Historically, most PV panels have been used for off-grid purposes,
powering homes in remote locations, cellular phone transmitters, road
signs, water pumps, and millions of solar watches and calculators.
Developing nations see PV as a way to avoid building long and expensive
power lines to remote areas. And every year, experimental solar-powered
cars race across Australia and North America in heated competitions.
More recently, thanks to lower costs, strong incentives, and net
metering policies, the PV industry has placed more focus on home,
business, and utility-scale systems that are attached to the power
grid. In some locations, it is less expensive for utilities to install
solar panels than to upgrade the transmission and distribution system
to meet new electricity demand. In 2005, for the first time ever, the
installation of PV systems connected to the electric grid outpaced
off-grid PV systems in the United States.
[11] As the PV market continues to expand, the trend toward grid-connected applications will continue.

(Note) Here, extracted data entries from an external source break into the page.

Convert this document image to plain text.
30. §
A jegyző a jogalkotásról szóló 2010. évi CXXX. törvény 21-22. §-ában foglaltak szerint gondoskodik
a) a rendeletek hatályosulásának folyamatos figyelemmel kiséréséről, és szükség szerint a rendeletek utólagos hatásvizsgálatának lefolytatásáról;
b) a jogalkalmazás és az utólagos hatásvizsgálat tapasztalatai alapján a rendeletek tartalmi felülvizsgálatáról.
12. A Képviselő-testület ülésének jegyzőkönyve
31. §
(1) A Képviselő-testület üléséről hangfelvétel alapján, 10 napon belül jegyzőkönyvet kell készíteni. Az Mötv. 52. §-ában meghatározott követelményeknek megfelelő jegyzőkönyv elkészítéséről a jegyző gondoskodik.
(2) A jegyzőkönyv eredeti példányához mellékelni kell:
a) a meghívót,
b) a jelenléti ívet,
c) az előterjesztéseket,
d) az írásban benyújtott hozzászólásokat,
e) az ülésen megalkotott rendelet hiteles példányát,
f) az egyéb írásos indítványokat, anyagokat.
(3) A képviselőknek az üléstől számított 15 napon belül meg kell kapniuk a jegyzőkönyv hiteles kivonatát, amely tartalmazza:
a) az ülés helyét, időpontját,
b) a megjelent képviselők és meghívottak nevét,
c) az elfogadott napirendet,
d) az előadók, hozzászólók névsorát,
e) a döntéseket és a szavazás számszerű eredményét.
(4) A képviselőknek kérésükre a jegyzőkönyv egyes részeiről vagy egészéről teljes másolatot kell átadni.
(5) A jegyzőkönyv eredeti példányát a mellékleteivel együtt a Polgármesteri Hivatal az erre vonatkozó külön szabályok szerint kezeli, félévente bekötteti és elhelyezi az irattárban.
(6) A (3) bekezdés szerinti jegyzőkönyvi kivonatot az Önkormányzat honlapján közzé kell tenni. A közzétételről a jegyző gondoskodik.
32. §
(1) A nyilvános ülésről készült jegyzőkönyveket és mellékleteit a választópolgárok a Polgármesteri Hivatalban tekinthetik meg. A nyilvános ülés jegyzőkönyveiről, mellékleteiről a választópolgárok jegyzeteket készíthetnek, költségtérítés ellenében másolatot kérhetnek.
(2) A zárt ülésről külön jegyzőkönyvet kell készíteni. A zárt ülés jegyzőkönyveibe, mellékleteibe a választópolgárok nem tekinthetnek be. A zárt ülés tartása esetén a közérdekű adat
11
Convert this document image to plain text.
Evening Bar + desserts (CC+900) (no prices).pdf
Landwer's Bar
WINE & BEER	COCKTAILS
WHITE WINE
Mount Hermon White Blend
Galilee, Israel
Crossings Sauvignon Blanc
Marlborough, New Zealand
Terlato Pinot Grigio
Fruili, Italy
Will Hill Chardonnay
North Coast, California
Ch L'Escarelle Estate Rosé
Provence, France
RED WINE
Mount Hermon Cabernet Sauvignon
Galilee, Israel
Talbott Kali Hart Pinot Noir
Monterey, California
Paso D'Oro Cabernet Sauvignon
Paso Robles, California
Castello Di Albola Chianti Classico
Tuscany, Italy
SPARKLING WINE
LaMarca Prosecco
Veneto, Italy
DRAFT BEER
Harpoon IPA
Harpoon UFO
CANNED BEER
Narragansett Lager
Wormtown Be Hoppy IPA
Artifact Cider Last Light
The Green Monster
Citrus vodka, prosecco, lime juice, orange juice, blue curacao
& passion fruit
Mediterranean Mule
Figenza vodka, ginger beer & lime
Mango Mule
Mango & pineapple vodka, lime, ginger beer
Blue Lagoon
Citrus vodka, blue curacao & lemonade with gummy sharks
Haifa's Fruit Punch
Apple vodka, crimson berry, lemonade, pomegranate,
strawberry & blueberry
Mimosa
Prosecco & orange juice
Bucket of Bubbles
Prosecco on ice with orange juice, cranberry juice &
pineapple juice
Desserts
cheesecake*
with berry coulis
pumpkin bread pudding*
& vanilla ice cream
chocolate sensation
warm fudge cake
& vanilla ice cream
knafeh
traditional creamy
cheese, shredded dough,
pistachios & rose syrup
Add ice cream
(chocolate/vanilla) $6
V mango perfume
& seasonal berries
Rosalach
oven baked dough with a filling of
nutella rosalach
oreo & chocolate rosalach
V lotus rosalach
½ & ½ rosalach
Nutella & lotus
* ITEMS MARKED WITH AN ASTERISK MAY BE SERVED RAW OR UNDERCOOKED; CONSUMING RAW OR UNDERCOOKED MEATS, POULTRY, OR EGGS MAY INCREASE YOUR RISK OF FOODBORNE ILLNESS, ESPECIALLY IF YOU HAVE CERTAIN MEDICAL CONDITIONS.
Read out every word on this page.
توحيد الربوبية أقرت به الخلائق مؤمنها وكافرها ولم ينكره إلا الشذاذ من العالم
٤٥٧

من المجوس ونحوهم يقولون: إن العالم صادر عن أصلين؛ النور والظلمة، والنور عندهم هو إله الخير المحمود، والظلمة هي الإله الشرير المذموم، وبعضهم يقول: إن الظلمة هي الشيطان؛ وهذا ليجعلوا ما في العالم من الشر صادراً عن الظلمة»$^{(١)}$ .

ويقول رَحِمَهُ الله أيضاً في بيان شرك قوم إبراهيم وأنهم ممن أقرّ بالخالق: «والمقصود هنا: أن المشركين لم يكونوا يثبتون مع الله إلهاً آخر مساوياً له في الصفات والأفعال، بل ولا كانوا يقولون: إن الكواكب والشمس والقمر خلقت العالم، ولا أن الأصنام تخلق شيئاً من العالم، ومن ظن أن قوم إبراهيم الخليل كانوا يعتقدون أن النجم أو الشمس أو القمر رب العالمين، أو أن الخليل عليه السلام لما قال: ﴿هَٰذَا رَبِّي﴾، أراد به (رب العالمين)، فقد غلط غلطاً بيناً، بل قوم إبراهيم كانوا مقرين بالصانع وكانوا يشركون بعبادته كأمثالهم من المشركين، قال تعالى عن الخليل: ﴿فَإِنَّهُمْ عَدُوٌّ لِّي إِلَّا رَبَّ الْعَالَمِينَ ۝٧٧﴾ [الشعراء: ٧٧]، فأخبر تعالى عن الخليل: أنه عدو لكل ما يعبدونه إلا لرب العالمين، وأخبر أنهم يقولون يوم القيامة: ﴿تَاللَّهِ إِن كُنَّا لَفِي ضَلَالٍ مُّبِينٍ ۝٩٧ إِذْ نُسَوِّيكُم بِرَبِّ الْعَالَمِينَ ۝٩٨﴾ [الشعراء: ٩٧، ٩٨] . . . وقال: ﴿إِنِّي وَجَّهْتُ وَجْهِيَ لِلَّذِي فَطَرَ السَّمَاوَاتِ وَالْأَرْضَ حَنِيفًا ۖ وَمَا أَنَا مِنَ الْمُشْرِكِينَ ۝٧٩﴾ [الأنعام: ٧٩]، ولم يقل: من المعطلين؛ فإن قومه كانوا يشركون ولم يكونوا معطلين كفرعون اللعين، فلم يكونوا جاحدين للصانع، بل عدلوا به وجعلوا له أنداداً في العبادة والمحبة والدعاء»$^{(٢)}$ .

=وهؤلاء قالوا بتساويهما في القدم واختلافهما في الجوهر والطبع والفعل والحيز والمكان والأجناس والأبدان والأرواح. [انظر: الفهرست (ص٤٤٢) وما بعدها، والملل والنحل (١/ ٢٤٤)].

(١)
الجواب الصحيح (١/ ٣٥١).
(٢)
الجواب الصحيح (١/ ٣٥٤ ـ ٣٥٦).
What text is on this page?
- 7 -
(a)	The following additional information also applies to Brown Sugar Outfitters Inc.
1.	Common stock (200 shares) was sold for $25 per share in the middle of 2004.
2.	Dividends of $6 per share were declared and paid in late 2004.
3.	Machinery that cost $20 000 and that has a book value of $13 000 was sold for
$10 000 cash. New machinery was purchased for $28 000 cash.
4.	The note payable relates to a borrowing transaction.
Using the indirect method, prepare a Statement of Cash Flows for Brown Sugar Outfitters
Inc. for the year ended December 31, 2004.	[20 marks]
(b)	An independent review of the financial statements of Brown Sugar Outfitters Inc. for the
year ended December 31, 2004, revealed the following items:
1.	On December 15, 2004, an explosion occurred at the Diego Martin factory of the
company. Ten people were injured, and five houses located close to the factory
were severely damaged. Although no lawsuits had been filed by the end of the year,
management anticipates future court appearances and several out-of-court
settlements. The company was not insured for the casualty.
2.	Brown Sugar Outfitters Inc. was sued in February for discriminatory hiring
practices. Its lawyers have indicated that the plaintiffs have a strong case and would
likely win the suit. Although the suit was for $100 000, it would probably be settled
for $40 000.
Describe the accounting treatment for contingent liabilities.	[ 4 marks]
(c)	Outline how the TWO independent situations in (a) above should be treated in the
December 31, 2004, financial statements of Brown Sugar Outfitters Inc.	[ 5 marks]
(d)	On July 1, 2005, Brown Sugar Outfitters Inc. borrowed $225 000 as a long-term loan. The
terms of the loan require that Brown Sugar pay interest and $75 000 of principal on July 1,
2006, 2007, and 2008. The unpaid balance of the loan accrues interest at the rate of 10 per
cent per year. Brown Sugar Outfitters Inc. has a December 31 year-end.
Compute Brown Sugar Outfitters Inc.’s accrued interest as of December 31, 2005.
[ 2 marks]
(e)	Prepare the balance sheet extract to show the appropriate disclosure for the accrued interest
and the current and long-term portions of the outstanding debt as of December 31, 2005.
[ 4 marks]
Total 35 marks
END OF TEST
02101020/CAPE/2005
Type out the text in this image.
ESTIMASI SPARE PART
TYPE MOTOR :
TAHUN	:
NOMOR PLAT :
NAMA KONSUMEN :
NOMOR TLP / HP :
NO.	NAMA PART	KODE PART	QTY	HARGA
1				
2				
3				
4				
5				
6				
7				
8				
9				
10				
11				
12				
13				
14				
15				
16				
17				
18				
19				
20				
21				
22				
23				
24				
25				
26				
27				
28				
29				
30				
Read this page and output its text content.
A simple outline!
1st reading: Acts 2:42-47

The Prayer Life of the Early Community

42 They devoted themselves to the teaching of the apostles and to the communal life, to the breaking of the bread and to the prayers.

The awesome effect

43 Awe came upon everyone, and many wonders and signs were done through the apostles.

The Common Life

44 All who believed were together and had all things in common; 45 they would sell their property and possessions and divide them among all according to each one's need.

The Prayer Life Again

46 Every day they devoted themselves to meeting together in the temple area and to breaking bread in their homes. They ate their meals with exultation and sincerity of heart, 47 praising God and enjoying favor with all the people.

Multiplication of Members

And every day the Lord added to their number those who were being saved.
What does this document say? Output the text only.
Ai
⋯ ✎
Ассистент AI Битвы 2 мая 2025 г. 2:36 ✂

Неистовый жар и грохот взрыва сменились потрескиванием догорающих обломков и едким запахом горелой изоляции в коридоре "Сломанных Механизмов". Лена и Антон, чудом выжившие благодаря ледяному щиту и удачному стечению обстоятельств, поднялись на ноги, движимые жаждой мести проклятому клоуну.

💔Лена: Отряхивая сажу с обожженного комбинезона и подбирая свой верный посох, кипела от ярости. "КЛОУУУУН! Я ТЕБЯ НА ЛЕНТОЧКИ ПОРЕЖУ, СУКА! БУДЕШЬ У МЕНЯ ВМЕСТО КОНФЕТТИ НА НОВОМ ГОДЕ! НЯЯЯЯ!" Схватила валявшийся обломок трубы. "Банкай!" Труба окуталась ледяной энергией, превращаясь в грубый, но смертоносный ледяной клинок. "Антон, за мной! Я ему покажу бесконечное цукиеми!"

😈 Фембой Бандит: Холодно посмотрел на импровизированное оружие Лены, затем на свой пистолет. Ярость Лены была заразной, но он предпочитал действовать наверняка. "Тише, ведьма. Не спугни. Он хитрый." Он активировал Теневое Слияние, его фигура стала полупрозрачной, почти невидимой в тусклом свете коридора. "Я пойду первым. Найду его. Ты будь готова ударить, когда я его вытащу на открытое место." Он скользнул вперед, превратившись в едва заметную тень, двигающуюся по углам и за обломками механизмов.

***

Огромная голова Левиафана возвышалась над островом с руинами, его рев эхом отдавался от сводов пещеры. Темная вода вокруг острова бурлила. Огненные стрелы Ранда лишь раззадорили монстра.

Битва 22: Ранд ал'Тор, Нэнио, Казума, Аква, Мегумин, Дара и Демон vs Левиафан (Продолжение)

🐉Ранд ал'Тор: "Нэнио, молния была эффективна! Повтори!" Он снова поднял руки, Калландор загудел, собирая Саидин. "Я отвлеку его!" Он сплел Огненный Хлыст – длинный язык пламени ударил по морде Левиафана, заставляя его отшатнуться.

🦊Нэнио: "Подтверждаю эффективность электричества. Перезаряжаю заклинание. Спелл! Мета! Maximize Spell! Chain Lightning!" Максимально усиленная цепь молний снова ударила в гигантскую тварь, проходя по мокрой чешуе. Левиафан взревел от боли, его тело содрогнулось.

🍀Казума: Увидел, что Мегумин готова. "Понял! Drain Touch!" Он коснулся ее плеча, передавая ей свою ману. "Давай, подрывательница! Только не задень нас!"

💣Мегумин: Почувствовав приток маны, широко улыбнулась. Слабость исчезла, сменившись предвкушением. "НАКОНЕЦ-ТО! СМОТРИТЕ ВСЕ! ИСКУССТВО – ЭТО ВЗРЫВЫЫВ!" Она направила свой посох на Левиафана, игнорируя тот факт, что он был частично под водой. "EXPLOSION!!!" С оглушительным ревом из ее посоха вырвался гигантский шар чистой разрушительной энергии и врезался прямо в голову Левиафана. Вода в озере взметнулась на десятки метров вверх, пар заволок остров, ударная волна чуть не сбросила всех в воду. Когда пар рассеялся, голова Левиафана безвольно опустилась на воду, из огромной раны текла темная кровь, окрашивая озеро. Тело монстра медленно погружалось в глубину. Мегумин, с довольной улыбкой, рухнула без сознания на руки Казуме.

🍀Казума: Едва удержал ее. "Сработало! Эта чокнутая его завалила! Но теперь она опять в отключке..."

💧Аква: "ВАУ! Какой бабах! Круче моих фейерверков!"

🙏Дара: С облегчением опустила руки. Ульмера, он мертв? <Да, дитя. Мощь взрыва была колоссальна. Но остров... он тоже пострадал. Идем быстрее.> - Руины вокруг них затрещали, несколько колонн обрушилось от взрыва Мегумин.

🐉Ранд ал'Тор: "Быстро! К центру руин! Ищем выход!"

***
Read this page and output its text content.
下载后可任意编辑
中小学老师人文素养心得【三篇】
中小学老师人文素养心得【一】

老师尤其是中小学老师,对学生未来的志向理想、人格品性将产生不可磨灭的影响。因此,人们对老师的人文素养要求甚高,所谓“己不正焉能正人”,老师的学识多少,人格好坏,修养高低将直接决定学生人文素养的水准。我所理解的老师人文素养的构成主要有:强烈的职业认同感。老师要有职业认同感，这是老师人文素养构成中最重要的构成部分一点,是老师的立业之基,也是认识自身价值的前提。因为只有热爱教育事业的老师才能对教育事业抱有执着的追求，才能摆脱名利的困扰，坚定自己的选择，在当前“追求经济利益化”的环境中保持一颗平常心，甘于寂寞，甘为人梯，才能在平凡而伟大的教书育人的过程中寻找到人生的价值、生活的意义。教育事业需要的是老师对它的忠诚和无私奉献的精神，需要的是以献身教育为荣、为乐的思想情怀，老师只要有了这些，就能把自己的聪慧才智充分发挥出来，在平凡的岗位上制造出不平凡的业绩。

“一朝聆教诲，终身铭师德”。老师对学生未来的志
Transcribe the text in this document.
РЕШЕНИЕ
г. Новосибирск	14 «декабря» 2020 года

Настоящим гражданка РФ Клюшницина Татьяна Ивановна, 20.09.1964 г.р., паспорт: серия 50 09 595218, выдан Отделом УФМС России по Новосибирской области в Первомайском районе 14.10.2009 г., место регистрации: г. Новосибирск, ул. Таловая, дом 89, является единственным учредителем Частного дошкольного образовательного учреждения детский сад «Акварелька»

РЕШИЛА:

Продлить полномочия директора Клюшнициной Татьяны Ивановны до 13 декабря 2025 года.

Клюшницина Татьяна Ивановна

This distributed-generation approach provides a new model for the
utilities of the future. Small generators, spread throughout a city and
controlled by computers, could replace the large coal and nuclear
plants that dominate the landscape now.
Solar
energy technologies are poised for significant growth in the 21st
century. More and more architects and contractors are recognizing the
value of passive solar and learning how to effectively incorporate it
into building designs. Solar hot water systems can compete economically
with conventional systems in some areas. And as the cost of solar PV
continues to decline, these systems will penetrate increasingly larger
markets. In fact, the solar PV industry aims to provide half of all new
U.S. electricity generation by 2025.[12] Aggressive financial incentives in Germany and Japan have made these
countries global leaders in solar deployment for years. But the United
States is catching up thanks particularly to strong state-level policy
support. The rolling blackouts and soaring energy prices experienced by
California in 2000 and 2001 have motivated its leaders to create new
incentives for solar and other renewable energy technologies. In
January 2006, the California Public Utility Commission approved the
California Solar Initiative, which dedicates $3.2 billion over 11 years
to develop 3,000 megawatts of new solar electricity, equal to placing
PV systems on a million rooftops.
Other states are following suit. Arizona, Colorado, New Jersey, and
Pennsylvania have specific requirements for solar energy as part of
their renewable electricity standards. Many more states offer rebates,
production incentives, and tax incentives, as well as loan and grant
programs. Even the federal government is offering a 30 percent tax
credit (up to $2,000) for the purchase and installation of residential
PV systems and solar water heaters.
As the solar industry continues to expand, there will be occasional
bumps in the road. For example, demand for manufacturing-quality
silicon from the solar energy and semiconductor industries has led to
shortages that have temporarily driven up PV costs.
[13]
In addition, some utilities continue to put up roadblocks for
grid-connected PV systems. But these problems will be overcome, and
solar energy will play an increasingly integral role in ending our
national dependence on fossil fuels, combating the threat of global
warming, and securing a future based on clean and sustainable energy.